New York : Le bras de fer fiscal entre la mairie et les milliardaires menace l’équilibre économique de la ville
Par la Rédaction Économie | nouvelles-du-monde.com
NEW YORK – La tension est montée d’un cran ce mardi dans la capitale économique mondiale. Ce qui n’était qu’un débat sur la justice fiscale s’est transformé en une confrontation idéologique brutale entre l’administration du maire Zohran Mamdani et les figures de proue de l’immobilier et de la finance new-yorkaise.
Le point de rupture a été atteint lors de l’appel sur les résultats de Vornado Realty Trust, où Steven Roth, président et PDG du géant immobilier, a tenu des propos sans précédent. Pour Roth, la rhétorique « tax the rich » (taxer les riches), portée par le maire et certains politiciens, dépasse le cadre du débat économique pour devenir une forme de haine.
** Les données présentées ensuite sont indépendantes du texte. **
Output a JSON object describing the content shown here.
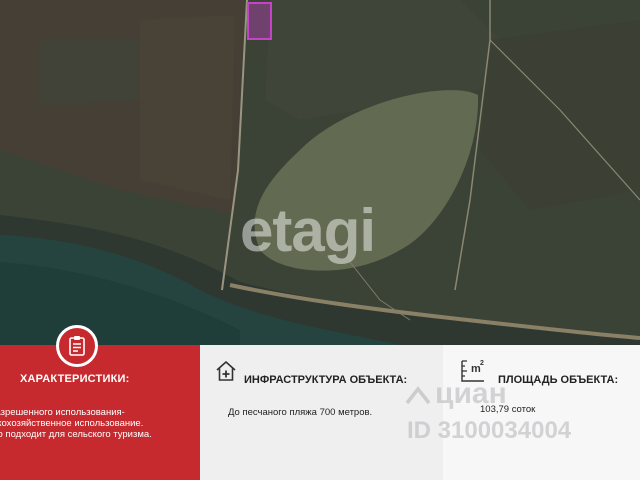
{
  "map": {
    "watermark": "etagi",
    "colors": {
      "land": "#3b4236",
      "sea": "#25443f",
      "marker": "#c642c9"
    }
  },
  "features": {
    "badge_icon": "clipboard-icon",
    "title": "ХАРАКТЕРИСТИКИ:",
    "lines": [
      "д разрешенного использования-",
      "льскохозяйственное использование.",
      "ично подходит для сельского туризма."
    ],
    "accent_color": "#c6292e"
  },
  "infrastructure": {
    "icon": "house-plus-icon",
    "title": "ИНФРАСТРУКТУРА ОБЪЕКТА:",
    "text": "До песчаного пляжа 700 метров."
  },
  "area": {
    "icon": "area-m2-icon",
    "icon_label": "m",
    "icon_sup": "2",
    "title": "ПЛОЩАДЬ ОБЪЕКТА:",
    "text": "103,79 соток"
  },
  "cian_watermark": {
    "brand": "циан",
    "id": "ID 3100034004"
  }
}
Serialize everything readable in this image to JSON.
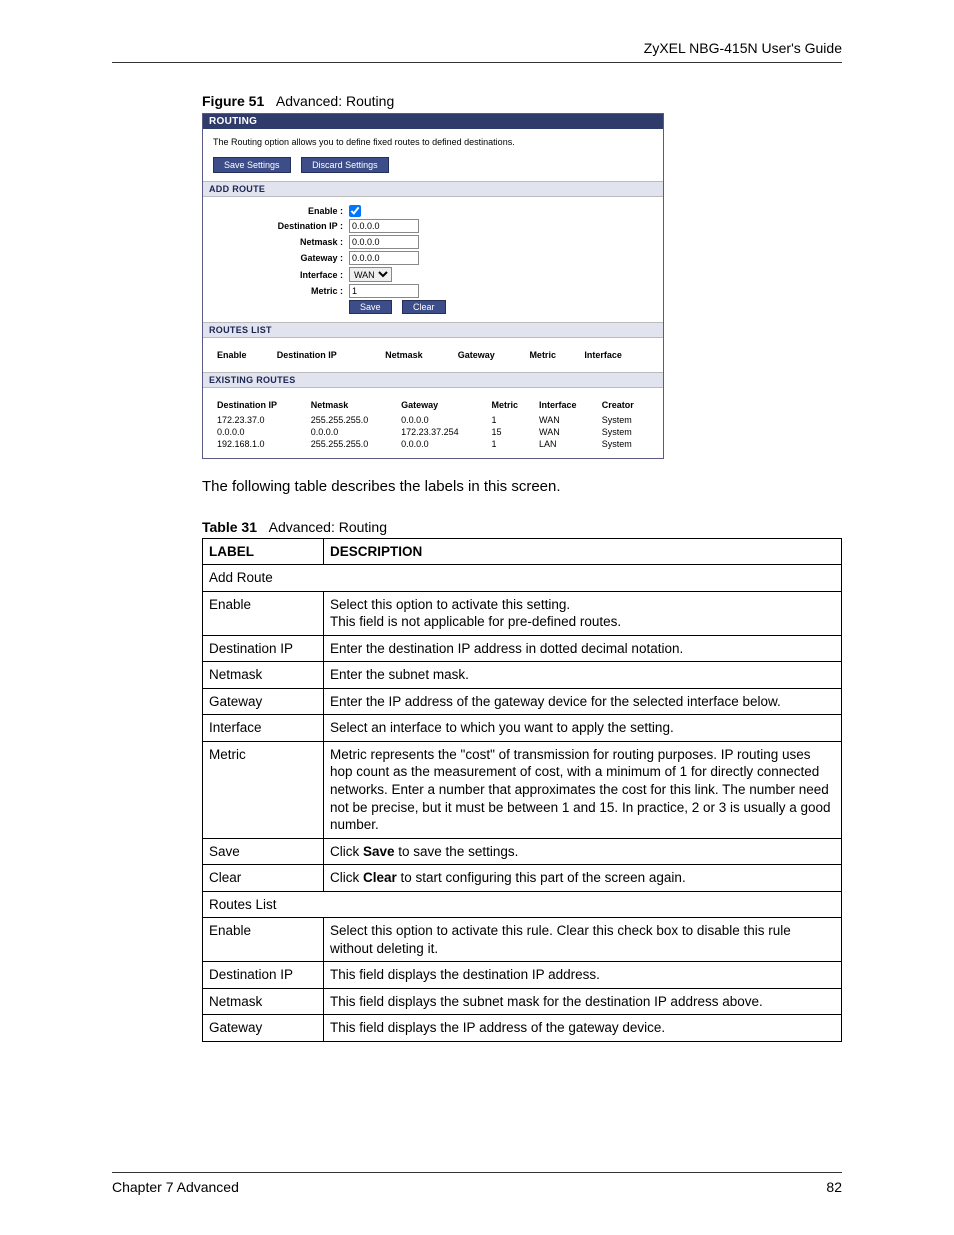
{
  "header": {
    "guide_title": "ZyXEL NBG-415N User's Guide"
  },
  "figure": {
    "label": "Figure 51",
    "title": "Advanced: Routing"
  },
  "router_ui": {
    "title": "ROUTING",
    "desc": "The Routing option allows you to define fixed routes to defined destinations.",
    "save_btn": "Save Settings",
    "discard_btn": "Discard Settings",
    "add_route_header": "ADD ROUTE",
    "form": {
      "enable_label": "Enable :",
      "enable_checked": true,
      "dest_ip_label": "Destination IP :",
      "dest_ip": "0.0.0.0",
      "netmask_label": "Netmask :",
      "netmask": "0.0.0.0",
      "gateway_label": "Gateway :",
      "gateway": "0.0.0.0",
      "interface_label": "Interface :",
      "interface": "WAN",
      "metric_label": "Metric :",
      "metric": "1",
      "save_btn": "Save",
      "clear_btn": "Clear"
    },
    "routes_list": {
      "header": "ROUTES LIST",
      "cols": {
        "enable": "Enable",
        "dest_ip": "Destination IP",
        "netmask": "Netmask",
        "gateway": "Gateway",
        "metric": "Metric",
        "interface": "Interface"
      }
    },
    "existing_routes": {
      "header": "EXISTING ROUTES",
      "cols": {
        "dest_ip": "Destination IP",
        "netmask": "Netmask",
        "gateway": "Gateway",
        "metric": "Metric",
        "interface": "Interface",
        "creator": "Creator"
      },
      "rows": [
        {
          "dest_ip": "172.23.37.0",
          "netmask": "255.255.255.0",
          "gateway": "0.0.0.0",
          "metric": "1",
          "interface": "WAN",
          "creator": "System"
        },
        {
          "dest_ip": "0.0.0.0",
          "netmask": "0.0.0.0",
          "gateway": "172.23.37.254",
          "metric": "15",
          "interface": "WAN",
          "creator": "System"
        },
        {
          "dest_ip": "192.168.1.0",
          "netmask": "255.255.255.0",
          "gateway": "0.0.0.0",
          "metric": "1",
          "interface": "LAN",
          "creator": "System"
        }
      ]
    }
  },
  "body_text": "The following table describes the labels in this screen.",
  "table31": {
    "label": "Table 31",
    "title": "Advanced: Routing",
    "col_label": "LABEL",
    "col_desc": "DESCRIPTION",
    "rows": [
      {
        "label": "Add Route",
        "desc": "",
        "span": true
      },
      {
        "label": "Enable",
        "desc": "Select this option to activate this setting.\nThis field is not applicable for pre-defined routes."
      },
      {
        "label": "Destination IP",
        "desc": "Enter the destination IP address in dotted decimal notation."
      },
      {
        "label": "Netmask",
        "desc": "Enter the subnet mask."
      },
      {
        "label": "Gateway",
        "desc": "Enter the IP address of the gateway device for the selected interface below."
      },
      {
        "label": "Interface",
        "desc": "Select an interface to which you want to apply the setting."
      },
      {
        "label": "Metric",
        "desc": "Metric represents the \"cost\" of transmission for routing purposes. IP routing uses hop count as the measurement of cost, with a minimum of 1 for directly connected networks. Enter a number that approximates the cost for this link. The number need not be precise, but it must be between 1 and 15. In practice, 2 or 3 is usually a good number."
      },
      {
        "label": "Save",
        "desc_pre": "Click ",
        "desc_bold": "Save",
        "desc_post": " to save the settings.",
        "rich": true
      },
      {
        "label": "Clear",
        "desc_pre": "Click ",
        "desc_bold": "Clear",
        "desc_post": " to start configuring this part of the screen again.",
        "rich": true
      },
      {
        "label": "Routes List",
        "desc": "",
        "span": true
      },
      {
        "label": "Enable",
        "desc": "Select this option to activate this rule. Clear this check box to disable this rule without deleting it."
      },
      {
        "label": "Destination IP",
        "desc": "This field displays the destination IP address."
      },
      {
        "label": "Netmask",
        "desc": "This field displays the subnet mask for the destination IP address above."
      },
      {
        "label": "Gateway",
        "desc": "This field displays the IP address of the gateway device."
      }
    ]
  },
  "footer": {
    "chapter": "Chapter 7 Advanced",
    "page": "82"
  }
}
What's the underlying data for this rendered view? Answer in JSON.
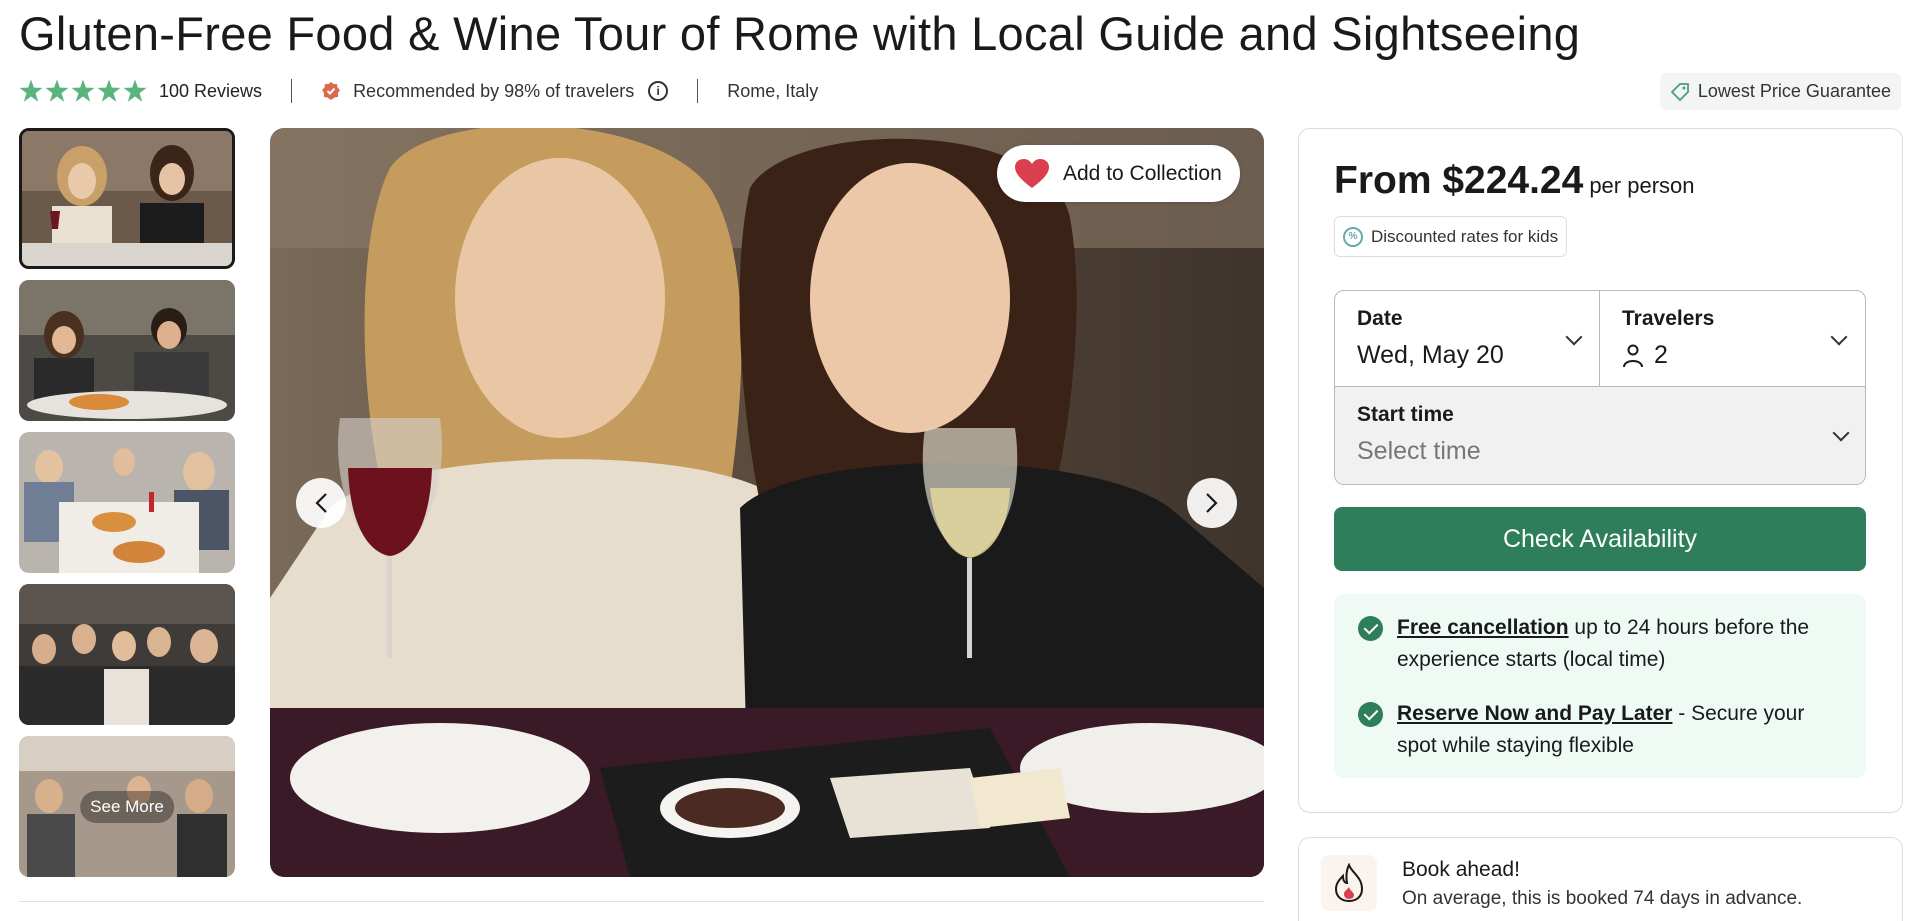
{
  "title": "Gluten-Free Food & Wine Tour of Rome with Local Guide and Sightseeing",
  "rating": {
    "stars": 5,
    "reviews_label": "100 Reviews"
  },
  "recommended_text": "Recommended by 98% of travelers",
  "location": "Rome, Italy",
  "guarantee_label": "Lowest Price Guarantee",
  "gallery": {
    "add_collection_label": "Add to Collection",
    "see_more_label": "See More",
    "thumbnails": [
      "thumb-1",
      "thumb-2",
      "thumb-3",
      "thumb-4",
      "thumb-5"
    ]
  },
  "booking": {
    "from_label": "From $224.24",
    "per_label": "per person",
    "kids_label": "Discounted rates for kids",
    "date_label": "Date",
    "date_value": "Wed, May 20",
    "travelers_label": "Travelers",
    "travelers_value": "2",
    "start_time_label": "Start time",
    "start_time_placeholder": "Select time",
    "check_button": "Check Availability",
    "perk1_link": "Free cancellation",
    "perk1_text": "up to 24 hours before the experience starts (local time)",
    "perk2_link": "Reserve Now and Pay Later",
    "perk2_text": "- Secure your spot while staying flexible"
  },
  "book_ahead": {
    "title": "Book ahead!",
    "text": "On average, this is booked 74 days in advance."
  },
  "colors": {
    "accent_green": "#2e7d5b",
    "star_green": "#5bb47e",
    "perk_bg": "#f0faf5"
  }
}
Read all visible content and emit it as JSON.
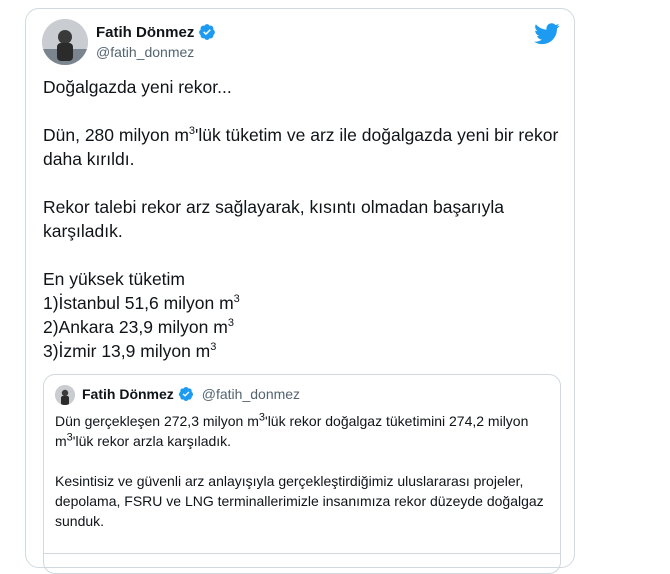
{
  "tweet": {
    "author_name": "Fatih Dönmez",
    "author_handle": "@fatih_donmez",
    "line1": "Doğalgazda yeni rekor...",
    "para2_a": "Dün, 280 milyon m",
    "para2_sup": "3",
    "para2_b": "'lük tüketim ve arz ile doğalgazda yeni bir rekor daha kırıldı.",
    "para3": "Rekor talebi rekor arz sağlayarak, kısıntı olmadan başarıyla karşıladık.",
    "list_title": "En yüksek tüketim",
    "list": [
      {
        "text": "1)İstanbul 51,6 milyon m",
        "sup": "3"
      },
      {
        "text": "2)Ankara 23,9 milyon m",
        "sup": "3"
      },
      {
        "text": "3)İzmir 13,9 milyon m",
        "sup": "3"
      }
    ]
  },
  "quote": {
    "author_name": "Fatih Dönmez",
    "author_handle": "@fatih_donmez",
    "p1_a": "Dün gerçekleşen 272,3 milyon m",
    "p1_sup1": "3",
    "p1_b": "'lük rekor doğalgaz tüketimini 274,2 milyon m",
    "p1_sup2": "3",
    "p1_c": "'lük rekor arzla karşıladık.",
    "p2": "Kesintisiz ve güvenli arz anlayışıyla gerçekleştirdiğimiz uluslararası projeler, depolama, FSRU ve LNG terminallerimizle insanımıza rekor düzeyde doğalgaz sunduk."
  },
  "colors": {
    "twitter_blue": "#1d9bf0",
    "handle_gray": "#536471",
    "border": "#cfd9de"
  }
}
Une rhétorique jugée « haineuse »
Dans une déclaration choc rapportée par Fox Business, Steven Roth a comparé les slogans visant les hauts revenus à des « insultes raciales dégoûtantes ». Selon le milliardaire, présenter les contributeurs les plus riches comme des « ennemis » ou des « cibles » occulte leur rôle moteur dans l’économie locale.
« Les riches que les politiciens ciblent sont partis de rien ; ils sont l’incarnation du rêve américain », a martelé Roth. Il a rappelé un chiffre clé pour soutenir son argument : le 1 % des contribuables les plus aisés assurerait 50 % des recettes d’impôts sur le revenu de la ville de New York. Pour lui, ces investisseurs, qui sont également les principaux employeurs et philanthropes de la métropole, devraient être « loués et remerciés » plutôt qu’attaqués.
L’affaire Ken Griffin : le déclencheur d’une fuite vers Miami
Ce conflit s’inscrit dans un contexte plus large de rupture avec Ken Griffin, fondateur de Citadel. Le point de discorde ? Une vidéo publiée le 15 avril dernier par le maire Mamdani, filmée devant la résidence new-yorkaise de Griffin — un pied-à-terre de 2 400 mètres carrés acquis pour 238 millions de dollars en 2019.

L’objectif du maire était d’annoncer la création d’une nouvelle taxe sur les résidences secondaires (pied-à-terre). Pour Griffin, cette mise en scène était « creepy » (sinistre) et « bizarre ». Cette approche a renforcé sa décision d’étendre ses opérations commerciales vers Miami, signalant un désintérêt croissant des capitaux pour une ville qu’il juge hostile au succès.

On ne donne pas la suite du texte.